Ele convidou-me para um chai e eu aceitei.
- Você pode me entrevistar pro seu doutorado - disse, sem saber que a entrevista começara no primeiro contato. E acabaria durando um dia inteiro, contando com caminhada, chai, mais caminhada, mais chai, parada para almoço e bate-papo no terraço do restaurante até escurecer.
A primeira vez que ele veio à Índia foi na década de 90. Assustou-se com Varanasi. Não pretendia voltar. Voltou cinco anos depois para espargir as cinzas de sua falecida mãe no Ganges. E não conseguiu ir embora. Ficou três anos aqui, estudando sânscrito e vivendo. Desde então, vem todos os anos por alguns meses.
Acontece com quase todos.
A gente sempre volta.
Está acontecendo comigo, também. Vim há pouco mais de um ano para passar cinco dias. Voltei agora para ficar três meses. E sigo colecionando referências para as próximas vezes, que provavelmente virão.
Há algo que nos segura neste lugar.
Nunca entramos duas vezes no mesmo rio, eu sei. Nada se repete e ao mesmo tempo se repete sempre, como é possível? O tempo daqui é outro.

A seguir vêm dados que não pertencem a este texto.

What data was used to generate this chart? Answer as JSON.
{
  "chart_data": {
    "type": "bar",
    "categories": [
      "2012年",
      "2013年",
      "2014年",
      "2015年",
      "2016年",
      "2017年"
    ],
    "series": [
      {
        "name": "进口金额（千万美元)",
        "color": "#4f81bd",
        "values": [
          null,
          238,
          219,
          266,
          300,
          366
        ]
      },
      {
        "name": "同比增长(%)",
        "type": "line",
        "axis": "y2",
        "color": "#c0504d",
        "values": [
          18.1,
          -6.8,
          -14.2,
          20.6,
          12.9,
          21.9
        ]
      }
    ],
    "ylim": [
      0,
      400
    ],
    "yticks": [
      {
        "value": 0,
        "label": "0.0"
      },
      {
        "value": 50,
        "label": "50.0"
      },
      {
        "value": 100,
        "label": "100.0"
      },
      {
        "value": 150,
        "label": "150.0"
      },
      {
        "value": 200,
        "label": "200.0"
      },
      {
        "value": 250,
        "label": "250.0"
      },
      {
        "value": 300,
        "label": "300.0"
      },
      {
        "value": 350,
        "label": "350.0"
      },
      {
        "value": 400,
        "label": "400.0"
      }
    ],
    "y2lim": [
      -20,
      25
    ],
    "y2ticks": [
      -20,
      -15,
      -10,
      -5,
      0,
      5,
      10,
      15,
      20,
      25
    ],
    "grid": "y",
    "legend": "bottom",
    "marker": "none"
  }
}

Paramos na frente do Ganges.
- Está vendo ali? É onde nasce o sol, o leste. O que significa que ali é o norte e do outro lado é o sul. Não te parece estranho?
Desorientada que sou, tudo me parece estranho, só não entendi o quê.
- Percebe? O rio está correndo do sul para o norte.
- Ué, mas o Ganges não vem do norte? Como é possível?
Ele então desenhou no ar o rio com as mãos, explicando-me que ele fazia curvas.
- Estamos neste pedaço aqui - mostrou-me no mapa imaginário - entre as curvas do rio. Exatamente onde ele corre em sentido contrário.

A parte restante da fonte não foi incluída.